• association;
  • asthma;
  • genetics;
  • gene–gene interaction;
  • haplotype;
  • multi-locus analysis;
  • pediatrics

Heinzmann A, Brugger M, Bierbaum S, Mailaparambil B, Kopp MV, Strauch K. Joint influences of Acidic-Mammalian-Chitinase with Interleukin-4 and Toll-like Receptor-10 with Interleukin-13 in the genetics of asthma. Pediatr Allergy Immunol 2010: 21: e679–e686. © 2010 John Wiley & Sons A/S

In the genetics of asthma, single genetic polymorphisms confer only a small individual risk factor. Haplotype-based association analyses, including joint analyses of several candidate genes, might therefore yield more convincing results than single-region statistics. We set out to test for joint influences of asthma genes previously identified in our study population that is acidic mammalian chitinase (AMCase), Toll-like receptor (TLR)-10, and the interleukins IL-4, IL-13, IL-8, and IL-15. In particular, we investigated whether haplotypes at two or three genes show stronger association with the trait than at a single gene alone. We genotyped 26 polymorphisms in 321 asthmatic children and 270 controls. Haplotype-based association analyses were performed by the program FAMHAP. Single-, two-, and three-gene analyses were conducted as well as conditional analyses for pairs of genes.
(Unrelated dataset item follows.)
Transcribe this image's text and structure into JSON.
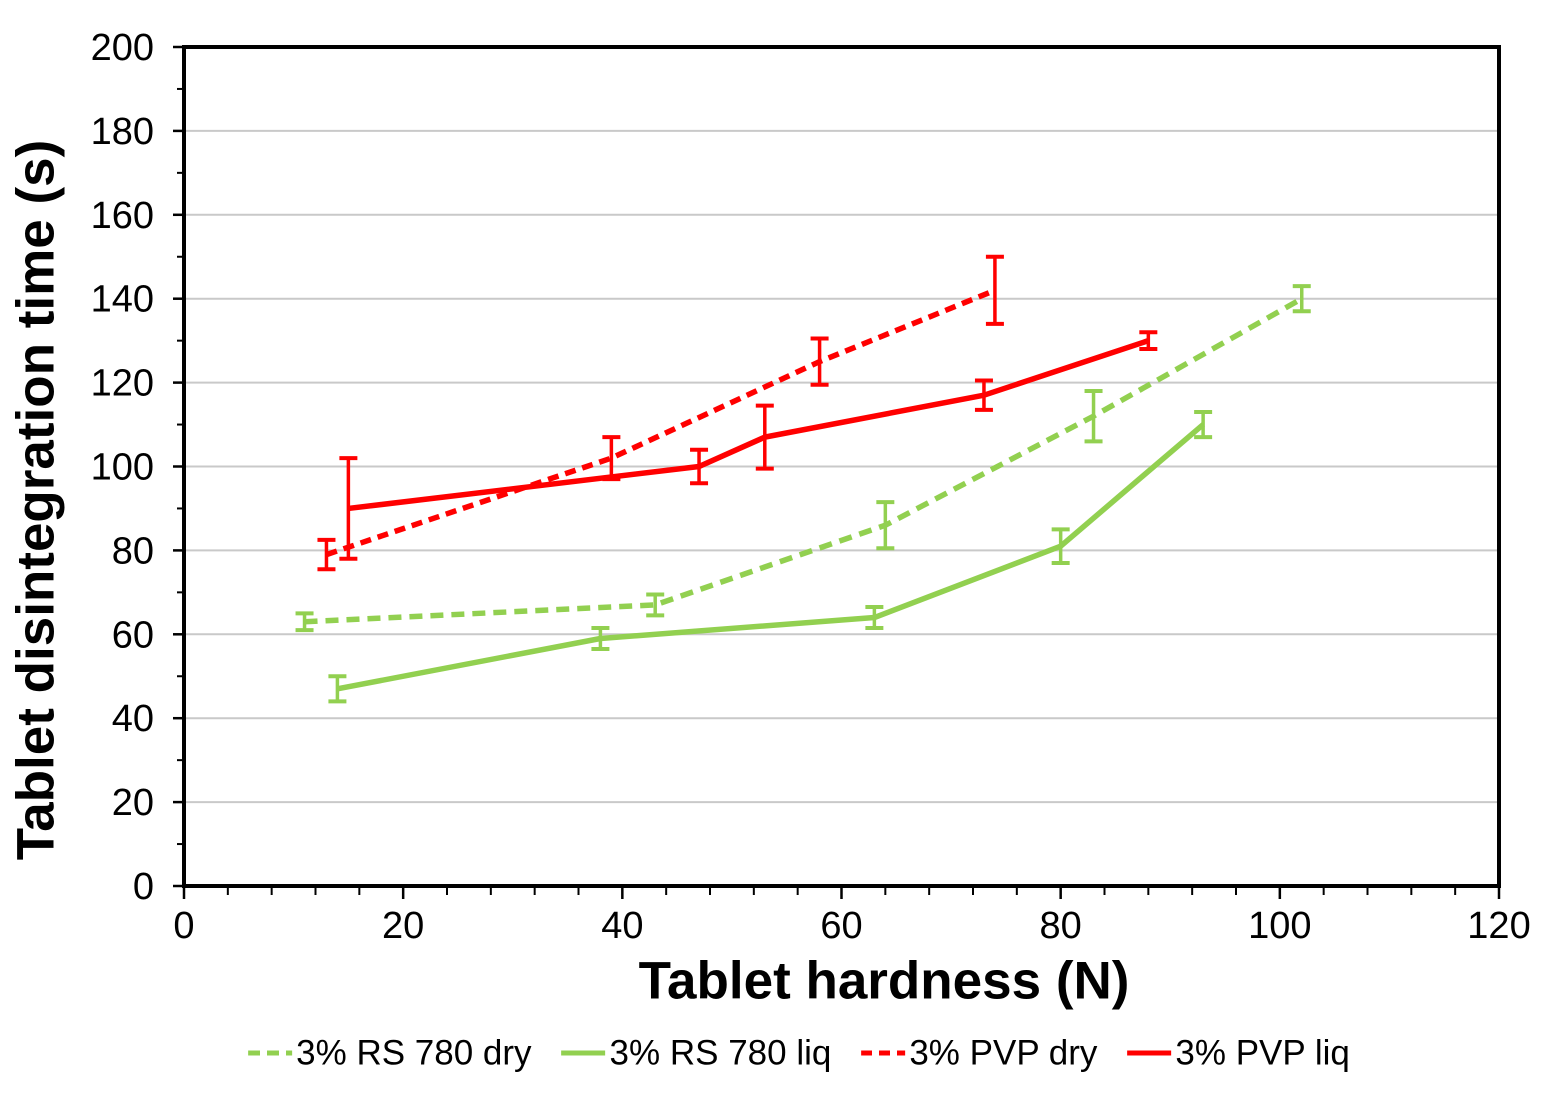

In the two-region analyses, best evidence was found for a joint effect on asthma for AMCase and IL-4 (praw < 5 × 10−7) as well as AMCase and IL-13 (praw = 5 × 10−7). Besides, IL-13 and TLR-10 showed a stronger two-gene result (praw = 0.001607) than the respective single-gene analyses. Conditional analyses yielded similar results for these two-gene combinations and also revealed mutual additional effects for IL-13 and IL-4 (pstratified = 0.014831 and 0.001525, respectively). The most significant results demonstrate a joint effect of AMCase with IL-4 or IL-13 on the trait. Furthermore, additional mutual effects were seen for AMCase and IL-4 as well as for TLR-10 and IL-13. The corresponding pathways might therefore be of particular importance in the genetics of asthma. Further studies are needed to elucidate the functional importance of these gene–gene effects and their precise role in asthma pathogenesis.